You will hear them all, son, the greatest artists of the century; you will hear their music smile, or protest, or console, and you will hear in them what the Africans made of America, all of them in you, as I am in you, and Ireland is in you, and the Jews are in you, and the Caribbean is in you, from me, from your mother, even in the blood I carry still from Kongo, and always, in all years, no matter where you go, son, you will be of New York.
His hand is above what he is sure is the boy’s beating heart, although he cannot feel it. If only the musicians all could have seen the towers fall, seen the Cloud, reached for their horns or the black and white keys. Make it into art, man, he once heard Miles tell Coltrane. For they all knew one immense New York secret: no pain, no art. Here in these streets the alloy of Irish and Africans invented the new world. Here is where Master Juba’s spirit floated in the wings, dancing beside his Irish friend John Diamond, the two of them inventing tap-dancing. Harlem was the true northern border of the Five Points, after all the Know-Nothing race bullshit broke the Irish away from the children of Africans. Except for those who loved one another. Except for the Africans who took Irish wives and the Irishmen who took African wives and loved them until death did them part. Here on the right. Up there. In this place. This Harlem. Far from the North Tower. Far from Ground Zero.
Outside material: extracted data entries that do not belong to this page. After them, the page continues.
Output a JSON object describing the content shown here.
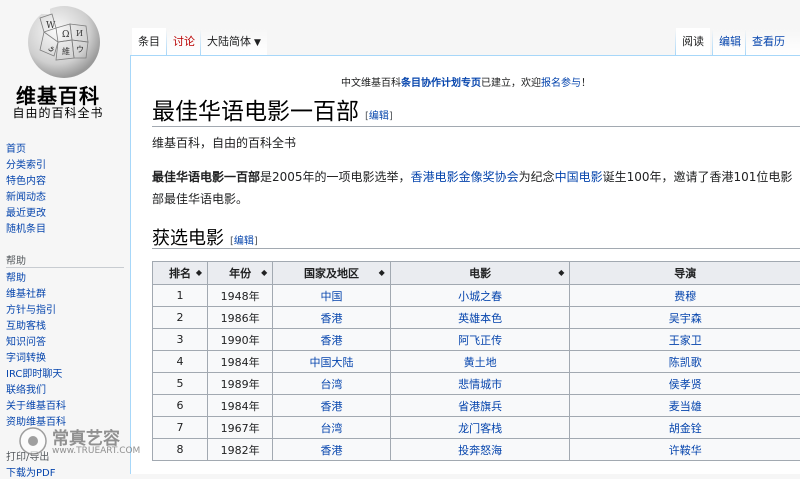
{
  "sidebar": {
    "site_name": "维基百科",
    "tagline": "自由的百科全书",
    "nav": [
      {
        "label": "首页"
      },
      {
        "label": "分类索引"
      },
      {
        "label": "特色内容"
      },
      {
        "label": "新闻动态"
      },
      {
        "label": "最近更改"
      },
      {
        "label": "随机条目"
      }
    ],
    "help_heading": "帮助",
    "help": [
      {
        "label": "帮助"
      },
      {
        "label": "维基社群"
      },
      {
        "label": "方针与指引"
      },
      {
        "label": "互助客栈"
      },
      {
        "label": "知识问答"
      },
      {
        "label": "字词转换"
      },
      {
        "label": "IRC即时聊天"
      },
      {
        "label": "联络我们"
      },
      {
        "label": "关于维基百科"
      },
      {
        "label": "资助维基百科"
      }
    ],
    "tools_partial": "打印/导出",
    "pdf_partial": "下载为PDF"
  },
  "tabs": {
    "article": "条目",
    "talk": "讨论",
    "variant": "大陆简体",
    "read": "阅读",
    "edit": "编辑",
    "history": "查看历史"
  },
  "notice": {
    "prefix": "中文维基百科",
    "bold": "条目协作计划专页",
    "middle": "已建立，欢迎",
    "link": "报名参与",
    "suffix": "！"
  },
  "article": {
    "title": "最佳华语电影一百部",
    "edit_label": "编辑",
    "site_sub": "维基百科，自由的百科全书",
    "intro": {
      "bold": "最佳华语电影一百部",
      "t1": "是2005年的一项电影选举，",
      "l1": "香港电影金像奖协会",
      "t2": "为纪念",
      "l2": "中国电影",
      "t3": "诞生100年，邀请了香港101位电影",
      "t4": "部最佳华语电影。"
    },
    "section_title": "获选电影",
    "section_edit": "编辑"
  },
  "table": {
    "headers": [
      "排名",
      "年份",
      "国家及地区",
      "电影",
      "导演"
    ],
    "rows": [
      [
        "1",
        "1948年",
        "中国",
        "小城之春",
        "费穆"
      ],
      [
        "2",
        "1986年",
        "香港",
        "英雄本色",
        "吴宇森"
      ],
      [
        "3",
        "1990年",
        "香港",
        "阿飞正传",
        "王家卫"
      ],
      [
        "4",
        "1984年",
        "中国大陆",
        "黄土地",
        "陈凯歌"
      ],
      [
        "5",
        "1989年",
        "台湾",
        "悲情城市",
        "侯孝贤"
      ],
      [
        "6",
        "1984年",
        "香港",
        "省港旗兵",
        "麦当雄"
      ],
      [
        "7",
        "1967年",
        "台湾",
        "龙门客栈",
        "胡金铨"
      ],
      [
        "8",
        "1982年",
        "香港",
        "投奔怒海",
        "许鞍华"
      ]
    ]
  },
  "watermark": {
    "name": "常真艺容",
    "url": "www.TRUEART.COM"
  },
  "colors": {
    "link": "#0645ad",
    "header_bg": "#eaecf0",
    "border": "#a2a9b1",
    "tab_border": "#a7d7f9"
  }
}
Oh, how I want music now, Cormac thinks, high on this great muscled horse, this immortal stallion, moving north with my last woman. Moving north with my unborn son. Moving north to die. I want to hear music as I ride through cleansing rain, with my back turned to the great downtown necropolis. Music to redeem the murderous spectacle that now dwarfs all other New York deaths, starting with my own.
They pass under the bridge, gradually rising on wooded slopes into Fort Tryon Park, passing the Cloisters, still moving north, where he will keep his appointment.
The woods are denser now, the trees taller, more majestic and primeval, the rain harder, and Thunder moves cautiously, avoiding small escarpments of rock. They are deep inside Inwood Hill Park. Cormac can see tiny waterfalls, where rivers of rain are rushing over cliffs and pouring down in swift, glassy sheets. Some trees rise more than a hundred feet above them, trees that have been here since he arrived in the lost village on the southern tip of the island. Then Thunder stops. They are before a vaguely familiar wall of jagged rock. Delfina murmurs and Cormac pulls back and sees that her eyes flicker, blink open, close again.